Idée fausse : "La violence conjugale empire avec le temps… ou les limites du schéma-type"
- Laurent Puech
- 15 déc. 2019
- 4 min de lecture
[Ce post est un extrait de mon article Violence conjugale : des idées reçues qui parasitent le positionnement professionnel, paru dans la Revue Française de Service Social, n°239, 4ème trimestre 2010. Il reste d'actualité en 2019. J'ai procédé à quelques réactualisations de sa rédaction.
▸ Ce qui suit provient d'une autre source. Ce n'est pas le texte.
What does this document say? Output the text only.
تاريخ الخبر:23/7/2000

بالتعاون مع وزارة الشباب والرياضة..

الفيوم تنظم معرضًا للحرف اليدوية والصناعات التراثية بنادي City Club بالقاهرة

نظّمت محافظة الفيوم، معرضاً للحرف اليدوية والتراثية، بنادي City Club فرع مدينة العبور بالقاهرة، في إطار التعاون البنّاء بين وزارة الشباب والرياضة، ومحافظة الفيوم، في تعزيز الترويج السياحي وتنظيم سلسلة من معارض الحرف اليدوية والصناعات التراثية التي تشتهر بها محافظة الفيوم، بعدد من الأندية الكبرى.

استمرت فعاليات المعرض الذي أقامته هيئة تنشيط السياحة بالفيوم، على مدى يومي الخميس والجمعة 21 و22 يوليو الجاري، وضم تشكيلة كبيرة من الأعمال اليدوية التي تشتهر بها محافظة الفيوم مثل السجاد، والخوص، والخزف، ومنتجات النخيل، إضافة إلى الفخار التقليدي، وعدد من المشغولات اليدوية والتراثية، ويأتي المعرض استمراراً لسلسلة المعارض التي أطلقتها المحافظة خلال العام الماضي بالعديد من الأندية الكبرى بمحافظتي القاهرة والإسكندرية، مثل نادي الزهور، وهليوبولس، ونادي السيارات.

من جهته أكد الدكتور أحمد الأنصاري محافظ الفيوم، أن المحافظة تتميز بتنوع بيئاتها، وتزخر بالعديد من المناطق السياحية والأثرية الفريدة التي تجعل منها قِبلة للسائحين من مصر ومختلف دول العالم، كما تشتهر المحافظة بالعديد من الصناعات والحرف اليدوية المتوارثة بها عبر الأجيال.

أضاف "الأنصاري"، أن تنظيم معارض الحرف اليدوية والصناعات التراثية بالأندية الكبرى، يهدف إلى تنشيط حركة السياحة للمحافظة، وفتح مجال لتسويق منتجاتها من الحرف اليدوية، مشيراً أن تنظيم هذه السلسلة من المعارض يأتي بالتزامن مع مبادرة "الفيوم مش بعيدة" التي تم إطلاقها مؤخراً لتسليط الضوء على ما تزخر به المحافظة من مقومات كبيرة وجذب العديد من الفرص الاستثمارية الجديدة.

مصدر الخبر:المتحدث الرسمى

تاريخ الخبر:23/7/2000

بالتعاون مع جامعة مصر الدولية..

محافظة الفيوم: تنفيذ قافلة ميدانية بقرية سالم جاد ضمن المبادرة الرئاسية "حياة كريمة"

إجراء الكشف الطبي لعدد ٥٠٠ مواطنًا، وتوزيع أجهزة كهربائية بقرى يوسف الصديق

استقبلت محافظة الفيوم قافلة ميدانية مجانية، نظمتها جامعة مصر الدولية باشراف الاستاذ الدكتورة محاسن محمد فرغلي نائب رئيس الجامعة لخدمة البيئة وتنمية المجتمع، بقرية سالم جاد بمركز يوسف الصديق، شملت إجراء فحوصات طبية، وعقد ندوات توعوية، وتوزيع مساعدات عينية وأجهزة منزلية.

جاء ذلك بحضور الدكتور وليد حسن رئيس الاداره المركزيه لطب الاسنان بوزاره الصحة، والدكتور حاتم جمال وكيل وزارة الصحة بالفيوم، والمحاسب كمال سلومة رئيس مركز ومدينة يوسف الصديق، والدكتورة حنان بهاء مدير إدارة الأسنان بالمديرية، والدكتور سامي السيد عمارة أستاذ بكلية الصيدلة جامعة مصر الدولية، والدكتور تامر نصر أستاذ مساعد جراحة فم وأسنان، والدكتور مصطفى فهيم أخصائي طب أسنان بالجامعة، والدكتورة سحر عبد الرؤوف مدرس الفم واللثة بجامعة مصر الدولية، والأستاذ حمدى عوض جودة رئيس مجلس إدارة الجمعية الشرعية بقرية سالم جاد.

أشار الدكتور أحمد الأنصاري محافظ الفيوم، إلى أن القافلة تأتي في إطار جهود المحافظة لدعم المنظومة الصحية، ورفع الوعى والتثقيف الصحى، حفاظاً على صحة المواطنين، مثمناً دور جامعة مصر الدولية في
Retrouvez en fin du post les liens vers les autres extraits de cet article]
Idée n°4 : La violence conjugale empire avec le temps… ou les limites du schéma-type
Lors d’une réunion, une collègue m’indiquait que lorsqu’elle recevait une femme l’informant qu’elle avait été victime d’une agression par son conjoint, elle lui conseillait systématiquement de partir car cela ne pouvait que progresser jusqu’au drame. Je comprends cette collègue. Il est souvent fait référence au « cycle de la violence » pour sensibiliser à la question des violences conjugales. On trouve ce cycle présenté de manières diverses selon les sources. Voici les 4 phases présentées par SOS Femmes sur son site internet [1] :
La phase d’escalade des tensions correspond à une période durant laquelle les agressions psychologiques puis verbales apparaissent. Elle précède souvent la phase d’explosion de la violence physique après laquelle la victime peut être terrorisée et en état de choc. Vient ensuite la phase de rémission, où le partenaire cherche à se faire pardonner, puis celle de la « lune de miel » où la victime redécouvre un partenaire calme et prévenant. Puis revient la phase d’escalade des tensions…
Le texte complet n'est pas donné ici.